ONGOING SUPPORTIVE CARE
- Continue IV fluids and monitor ins and outs closely
- Early nutrition is vital in helping to restore gut motility and allowing for tissue repair
- Pain medication to aid in pain associated with gut sloughing, thermal burns, etc.
- Oncotic support. Remember large volumes of diarrhea leads to loss of proteins which can predispose your patient to vasculitis and edema.

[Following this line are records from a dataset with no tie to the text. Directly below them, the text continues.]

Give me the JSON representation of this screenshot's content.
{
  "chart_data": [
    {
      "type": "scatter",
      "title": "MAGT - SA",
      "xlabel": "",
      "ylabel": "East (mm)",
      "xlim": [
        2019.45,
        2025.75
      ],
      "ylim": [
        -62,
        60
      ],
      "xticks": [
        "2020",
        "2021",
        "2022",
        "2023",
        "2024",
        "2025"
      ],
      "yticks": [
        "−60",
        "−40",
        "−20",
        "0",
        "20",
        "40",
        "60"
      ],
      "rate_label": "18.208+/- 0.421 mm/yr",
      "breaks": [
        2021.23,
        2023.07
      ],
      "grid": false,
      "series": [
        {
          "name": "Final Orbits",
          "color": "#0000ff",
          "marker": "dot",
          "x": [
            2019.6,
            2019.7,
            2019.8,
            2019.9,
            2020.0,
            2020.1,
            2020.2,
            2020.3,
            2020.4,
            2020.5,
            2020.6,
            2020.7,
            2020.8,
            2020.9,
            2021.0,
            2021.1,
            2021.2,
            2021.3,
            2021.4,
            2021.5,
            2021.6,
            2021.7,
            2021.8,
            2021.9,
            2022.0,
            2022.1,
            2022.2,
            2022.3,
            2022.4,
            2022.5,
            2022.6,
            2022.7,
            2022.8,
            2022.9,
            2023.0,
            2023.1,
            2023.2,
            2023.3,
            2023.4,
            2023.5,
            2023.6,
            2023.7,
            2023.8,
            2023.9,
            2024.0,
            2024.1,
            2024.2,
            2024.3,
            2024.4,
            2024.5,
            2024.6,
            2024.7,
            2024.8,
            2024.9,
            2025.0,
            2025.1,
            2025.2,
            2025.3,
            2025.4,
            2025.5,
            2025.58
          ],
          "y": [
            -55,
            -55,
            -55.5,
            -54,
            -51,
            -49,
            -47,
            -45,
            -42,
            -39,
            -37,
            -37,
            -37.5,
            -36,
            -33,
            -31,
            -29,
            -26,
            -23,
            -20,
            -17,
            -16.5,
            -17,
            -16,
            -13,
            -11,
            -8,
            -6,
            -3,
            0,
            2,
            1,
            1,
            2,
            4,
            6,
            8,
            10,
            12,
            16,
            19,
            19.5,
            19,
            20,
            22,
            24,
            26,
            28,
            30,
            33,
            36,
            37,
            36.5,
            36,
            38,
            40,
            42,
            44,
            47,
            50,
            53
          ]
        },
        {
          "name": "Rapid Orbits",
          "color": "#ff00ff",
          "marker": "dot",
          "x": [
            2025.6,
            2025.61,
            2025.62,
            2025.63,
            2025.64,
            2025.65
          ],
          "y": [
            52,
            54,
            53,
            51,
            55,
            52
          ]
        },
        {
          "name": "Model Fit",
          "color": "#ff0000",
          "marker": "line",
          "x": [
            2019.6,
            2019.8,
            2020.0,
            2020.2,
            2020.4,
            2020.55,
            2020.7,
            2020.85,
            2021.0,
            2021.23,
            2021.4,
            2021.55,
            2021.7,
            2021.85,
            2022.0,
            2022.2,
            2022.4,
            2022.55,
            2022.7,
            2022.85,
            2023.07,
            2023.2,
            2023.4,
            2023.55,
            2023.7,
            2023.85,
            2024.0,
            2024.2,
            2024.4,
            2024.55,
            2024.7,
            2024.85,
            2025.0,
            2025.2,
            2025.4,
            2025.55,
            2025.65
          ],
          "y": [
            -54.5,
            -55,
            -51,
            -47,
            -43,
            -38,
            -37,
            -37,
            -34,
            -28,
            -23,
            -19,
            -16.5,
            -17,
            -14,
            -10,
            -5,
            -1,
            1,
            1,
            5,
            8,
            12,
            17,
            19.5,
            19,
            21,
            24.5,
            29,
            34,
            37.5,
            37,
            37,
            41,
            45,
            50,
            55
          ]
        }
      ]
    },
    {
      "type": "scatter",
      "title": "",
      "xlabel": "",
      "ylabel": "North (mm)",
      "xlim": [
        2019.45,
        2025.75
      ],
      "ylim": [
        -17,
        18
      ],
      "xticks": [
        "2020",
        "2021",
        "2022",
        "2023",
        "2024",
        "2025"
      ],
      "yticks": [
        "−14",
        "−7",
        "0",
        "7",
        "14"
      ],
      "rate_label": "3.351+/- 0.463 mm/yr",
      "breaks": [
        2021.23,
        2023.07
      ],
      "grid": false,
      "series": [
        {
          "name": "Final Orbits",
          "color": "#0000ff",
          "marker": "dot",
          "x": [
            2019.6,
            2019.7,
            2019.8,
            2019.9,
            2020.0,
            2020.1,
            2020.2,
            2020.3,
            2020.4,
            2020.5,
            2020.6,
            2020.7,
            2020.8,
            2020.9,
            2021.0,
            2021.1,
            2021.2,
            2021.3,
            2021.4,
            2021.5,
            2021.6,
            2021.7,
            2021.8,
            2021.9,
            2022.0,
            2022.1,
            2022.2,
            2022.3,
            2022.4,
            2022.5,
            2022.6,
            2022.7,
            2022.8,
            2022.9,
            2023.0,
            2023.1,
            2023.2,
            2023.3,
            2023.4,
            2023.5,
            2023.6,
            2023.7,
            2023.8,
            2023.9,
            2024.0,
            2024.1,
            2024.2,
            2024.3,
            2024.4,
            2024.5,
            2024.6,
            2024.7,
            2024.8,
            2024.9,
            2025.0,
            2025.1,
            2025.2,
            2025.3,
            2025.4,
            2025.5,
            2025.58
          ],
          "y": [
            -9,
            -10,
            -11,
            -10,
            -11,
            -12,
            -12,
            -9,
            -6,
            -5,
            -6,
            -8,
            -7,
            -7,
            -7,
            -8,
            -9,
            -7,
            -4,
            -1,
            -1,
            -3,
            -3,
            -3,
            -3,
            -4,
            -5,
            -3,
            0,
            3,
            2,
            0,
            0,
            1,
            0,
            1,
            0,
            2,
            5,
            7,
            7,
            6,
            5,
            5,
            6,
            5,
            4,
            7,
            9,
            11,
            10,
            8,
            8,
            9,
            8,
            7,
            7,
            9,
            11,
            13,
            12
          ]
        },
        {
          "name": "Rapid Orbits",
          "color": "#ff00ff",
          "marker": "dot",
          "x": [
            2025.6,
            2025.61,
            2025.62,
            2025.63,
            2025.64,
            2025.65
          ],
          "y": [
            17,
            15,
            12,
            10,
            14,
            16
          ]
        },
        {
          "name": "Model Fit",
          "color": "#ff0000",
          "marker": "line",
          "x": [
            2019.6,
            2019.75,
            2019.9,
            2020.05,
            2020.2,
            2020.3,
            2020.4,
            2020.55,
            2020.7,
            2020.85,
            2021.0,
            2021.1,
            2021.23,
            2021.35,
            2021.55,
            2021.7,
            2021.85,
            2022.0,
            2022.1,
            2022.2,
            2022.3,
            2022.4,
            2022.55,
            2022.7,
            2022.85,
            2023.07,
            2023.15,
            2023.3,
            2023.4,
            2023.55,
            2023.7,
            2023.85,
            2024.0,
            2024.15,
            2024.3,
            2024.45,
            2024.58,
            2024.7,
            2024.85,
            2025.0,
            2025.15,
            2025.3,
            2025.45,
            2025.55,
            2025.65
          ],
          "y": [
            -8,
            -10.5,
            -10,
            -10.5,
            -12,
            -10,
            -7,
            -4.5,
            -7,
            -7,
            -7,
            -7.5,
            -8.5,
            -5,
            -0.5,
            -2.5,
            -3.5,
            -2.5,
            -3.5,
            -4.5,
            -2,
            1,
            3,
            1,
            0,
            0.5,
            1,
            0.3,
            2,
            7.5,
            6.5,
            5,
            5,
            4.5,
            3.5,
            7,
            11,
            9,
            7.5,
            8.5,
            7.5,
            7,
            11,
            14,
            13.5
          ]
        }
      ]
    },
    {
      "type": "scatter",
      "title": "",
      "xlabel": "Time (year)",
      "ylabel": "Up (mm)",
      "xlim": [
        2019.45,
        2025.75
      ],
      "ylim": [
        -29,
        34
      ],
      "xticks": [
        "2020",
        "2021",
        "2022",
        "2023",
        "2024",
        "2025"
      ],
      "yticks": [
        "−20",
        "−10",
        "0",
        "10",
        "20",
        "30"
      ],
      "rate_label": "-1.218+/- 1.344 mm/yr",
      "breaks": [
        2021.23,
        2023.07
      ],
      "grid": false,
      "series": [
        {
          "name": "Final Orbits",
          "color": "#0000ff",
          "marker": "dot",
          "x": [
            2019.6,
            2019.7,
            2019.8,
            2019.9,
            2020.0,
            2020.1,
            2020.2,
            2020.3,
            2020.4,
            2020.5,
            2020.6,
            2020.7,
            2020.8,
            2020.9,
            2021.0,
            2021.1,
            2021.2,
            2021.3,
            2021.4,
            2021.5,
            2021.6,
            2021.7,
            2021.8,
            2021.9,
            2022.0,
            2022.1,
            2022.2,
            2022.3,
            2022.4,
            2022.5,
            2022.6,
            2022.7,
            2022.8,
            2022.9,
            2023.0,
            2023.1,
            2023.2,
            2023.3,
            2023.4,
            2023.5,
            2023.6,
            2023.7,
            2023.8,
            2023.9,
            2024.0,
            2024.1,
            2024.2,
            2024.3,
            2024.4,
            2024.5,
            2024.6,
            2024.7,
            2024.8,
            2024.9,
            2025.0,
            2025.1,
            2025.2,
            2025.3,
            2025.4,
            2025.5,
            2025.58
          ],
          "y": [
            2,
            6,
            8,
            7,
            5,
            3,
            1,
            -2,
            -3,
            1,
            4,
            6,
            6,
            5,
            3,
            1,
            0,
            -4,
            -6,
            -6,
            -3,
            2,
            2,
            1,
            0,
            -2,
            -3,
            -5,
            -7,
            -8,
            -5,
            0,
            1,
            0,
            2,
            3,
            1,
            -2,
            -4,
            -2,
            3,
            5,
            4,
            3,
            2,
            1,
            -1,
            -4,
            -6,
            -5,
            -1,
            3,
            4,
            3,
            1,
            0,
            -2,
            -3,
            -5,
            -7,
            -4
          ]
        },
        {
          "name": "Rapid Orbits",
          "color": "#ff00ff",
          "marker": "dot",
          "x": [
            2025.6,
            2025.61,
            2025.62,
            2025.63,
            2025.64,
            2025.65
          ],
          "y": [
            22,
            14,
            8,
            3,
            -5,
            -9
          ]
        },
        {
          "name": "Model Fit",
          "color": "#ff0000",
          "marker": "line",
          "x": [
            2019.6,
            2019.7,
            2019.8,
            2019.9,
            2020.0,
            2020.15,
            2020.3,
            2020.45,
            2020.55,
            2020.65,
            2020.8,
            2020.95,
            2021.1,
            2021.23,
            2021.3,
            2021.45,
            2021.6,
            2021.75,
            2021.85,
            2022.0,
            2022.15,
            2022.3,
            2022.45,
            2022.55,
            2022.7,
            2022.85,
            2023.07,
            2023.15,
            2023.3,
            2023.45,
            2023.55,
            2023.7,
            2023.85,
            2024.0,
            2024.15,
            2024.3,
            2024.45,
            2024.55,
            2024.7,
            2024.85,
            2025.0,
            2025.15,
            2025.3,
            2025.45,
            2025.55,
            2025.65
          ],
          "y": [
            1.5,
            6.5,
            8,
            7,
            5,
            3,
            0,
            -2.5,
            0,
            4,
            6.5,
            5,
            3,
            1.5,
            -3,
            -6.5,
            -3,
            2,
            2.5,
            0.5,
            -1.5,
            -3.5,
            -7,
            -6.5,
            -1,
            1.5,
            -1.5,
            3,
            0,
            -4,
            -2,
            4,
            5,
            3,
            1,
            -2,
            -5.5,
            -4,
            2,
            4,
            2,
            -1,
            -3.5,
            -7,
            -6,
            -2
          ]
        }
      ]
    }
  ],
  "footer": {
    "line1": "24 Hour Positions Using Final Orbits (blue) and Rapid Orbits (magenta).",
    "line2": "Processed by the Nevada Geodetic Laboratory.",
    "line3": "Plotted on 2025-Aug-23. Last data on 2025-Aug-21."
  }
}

- Antibiotics if evidence of bacterial translocation or neutropenic
- Thermal monitoring
- NO NSAIDs
- until platelets recover and you have achieved normovolemia and perfusion
There are many negative potential prognostic indicators that are associated with heatstroke. And the more you have, the worse it can be. But remember, some dogs have all of them and they make it so it’s not impossible.
- Hypoglycemia
- Hypocholesterolemia
- Hyperbilirubinemia
- Hypoalbuminemia
- Increased creatinine
- Ventricular arrhythmias
- Secondary hemostatic coagulopathy
- DIC
- Seizures
- Increased nRBCs
- Delay from onset to treatment
- Obesity
Remember that owner awareness is the key to PREVENTING heat injury, which is the best treatment. Educate owners early and often. Advocate on social media platforms and throughout your clinic.